Ada satu lagu lain, yang seringkali diputar radio Eshinta Jakarta juga sih, ‘Nasumka’atau
judul lain, ‘Nasaan Ka’ (dimanakah kamu) Ingat kan, awal 1980-an ada trend lagu-lagu Tagalog Disco masuk kesini? Nah Nasaan Ka itu, adalah lagu love song nya tagalog music. Kayaknya, juga dengan ‘Kahit Na’.
Radio
Elshinta itu, di era 1980-an, menjadi salah satu radio “penting”nya anak-anak
muda Jakarta. Nah mereka itu doyan menyuguhkan lagu-lagu “unik”, terutama
berwarna rada jazz atau jazzy. Mereka yang memperkenalkannya, lalu disukai
anak-anak muda. Nah merekalah yang tetiba memperkenalkan lagu ballad Filipina,
rada kayak Bee Gees itu.
Selain itu,
mereka jugalah yang memperkenalkan dan bisa mempopulerkan lagu-lagu jazzy
Jepang misal dari Tatsuro Yamashita. Antara lain dengan lagu, ‘Rainy Walk’, ‘Mermaid’,
‘Sparkle’ sampai sebuah ballad yang sangat populer, ‘Your Eyes’. Udah ah ya,
belok sebentaran aja....
Oh
ya pada konser Indonesia 6 Reunion kemarin, ada penyanyi yang mantan personil Elfa’s Singers, Toni Sianipar yang berbagi cerita dari
atas panggung kemarin itu. Tony nyelip di antara penonton. Selain juga ada
cerita dari Bubi Sutomo, selain Yovie, yang berdialog dengan dua MC malam itu, Hedi Yunus dan Netta KD.
Lha,
penyanyi-penyanyi juga dong? Iya MC nya memang ternyata juga “masih famili”nya
EMS, hehehe. Hedy, ya sudah tau dong ya, penyanyinya Kahitna? Sementara Netta,
dulu juga pernah sesaat mendukung Kahitna, di era awal banget. Sekarang Netta
banyak bersolo karir, selain bermain teater sampai film.
Keduanya
juga sempat menyanyi, atau ikutan menyanyi di beberapa lagu hits Indonesia 6,
yang kemarin dibawakan. Tau ga, ini cukup mengagumkan buat saya, mereka
menyuguhkan sampai 18 lagu! Eduuuun!
Semua lagu diambil dari satu-satunya album yang pernah dihasilkan Indonesia 6
lewat Team Record, sebuah selftitled
album, yang disebarluaskan pada 1989.
Mereka
juga tentu saja memainkan lagi, dan menghidangkannya dengan pede-nya, single mereka, ‘Fatamorgana’.

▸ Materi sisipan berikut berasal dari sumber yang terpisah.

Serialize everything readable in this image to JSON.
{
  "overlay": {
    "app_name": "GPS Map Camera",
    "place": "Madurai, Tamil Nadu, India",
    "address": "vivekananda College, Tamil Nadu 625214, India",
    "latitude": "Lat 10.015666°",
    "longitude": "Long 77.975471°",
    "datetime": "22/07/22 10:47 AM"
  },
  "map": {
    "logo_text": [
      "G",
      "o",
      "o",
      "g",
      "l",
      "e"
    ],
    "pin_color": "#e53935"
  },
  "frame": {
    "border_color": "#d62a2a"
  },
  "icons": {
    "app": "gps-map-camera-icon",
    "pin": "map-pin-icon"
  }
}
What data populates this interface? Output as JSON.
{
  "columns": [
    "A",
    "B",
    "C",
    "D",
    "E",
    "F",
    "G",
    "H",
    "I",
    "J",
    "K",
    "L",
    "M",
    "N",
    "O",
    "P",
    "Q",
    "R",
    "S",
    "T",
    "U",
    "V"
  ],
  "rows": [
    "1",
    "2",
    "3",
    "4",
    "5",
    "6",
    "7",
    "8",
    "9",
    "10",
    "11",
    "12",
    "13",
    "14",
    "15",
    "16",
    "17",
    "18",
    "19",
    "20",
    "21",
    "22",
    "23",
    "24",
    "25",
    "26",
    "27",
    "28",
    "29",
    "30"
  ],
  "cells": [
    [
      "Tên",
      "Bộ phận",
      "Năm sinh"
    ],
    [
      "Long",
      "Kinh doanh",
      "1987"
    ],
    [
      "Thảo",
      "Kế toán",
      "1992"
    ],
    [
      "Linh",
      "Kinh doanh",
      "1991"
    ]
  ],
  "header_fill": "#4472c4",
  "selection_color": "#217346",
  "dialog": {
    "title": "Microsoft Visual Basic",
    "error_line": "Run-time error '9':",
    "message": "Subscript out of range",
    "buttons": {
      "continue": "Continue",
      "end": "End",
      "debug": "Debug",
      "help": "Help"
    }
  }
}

Single ini masuk di sebuah album kompilasi, 10 Bintang Nusantara produksi Team Records. Perlu diketahui, dalam
album itu ada KLa Project dengan, ‘Tentang
Kita’. Lalu ada Splash Band dengan,’Dulu’.
Selain itu ada Sirkus Barock lho, dengan lagu, ‘Balada Penganggur’.
Selain
itu ada lagu, ‘Pasti’ karya Donny & Prass, yang dibawakan Dimensi Band-nya Donny Suhendra dan Yuke
Sumeru. Jadi ingat, proses rekamannya sempat saya ikuti waktu itu, sekitar akhir
1988 di studio rekaman di jalan Wijaya. Di Dimensi itu juga ada Rudy Subekti, Amir Roez dan Iwang Noorsaid.
Nah
di 1989, Dimensi Band ini pernah ikut juga ajang LMC, yang sudah berganti nama
menjadi Band Explosion. Mereka sayangnya kalah dari Topeng & Mask, yang mana grup ini juga grup yang berdiri atas
gagasan Elfa Secioria. Satu dari sedikit sekali grup bentukan Elfa, yang ada
gitarnya! Waktu itu gitarisnya, Mus
Mujiono.
Iya
Tony Sianipar juga yang kemarin mengungkapkan, entah kenapa memang almarhum
Elfa terlihat kurang menyukai adanya gitaris, makanya di band-band yang
dibentuknya, terutama untuk ajang LMC. Band-band tersebut lebih mengandalkan
kibordis, 2 atau 3 orang, dan tidak memakai gitaris!
Eh
iya, dalam 10 Bintang Nusantara itu, ada juga Wachdach dengan ‘Jalan Jalan Sore’. Selain ada Punk Modern Band dengan, ‘Perang Bintang’. Dan lagu ‘Sulap Bencana’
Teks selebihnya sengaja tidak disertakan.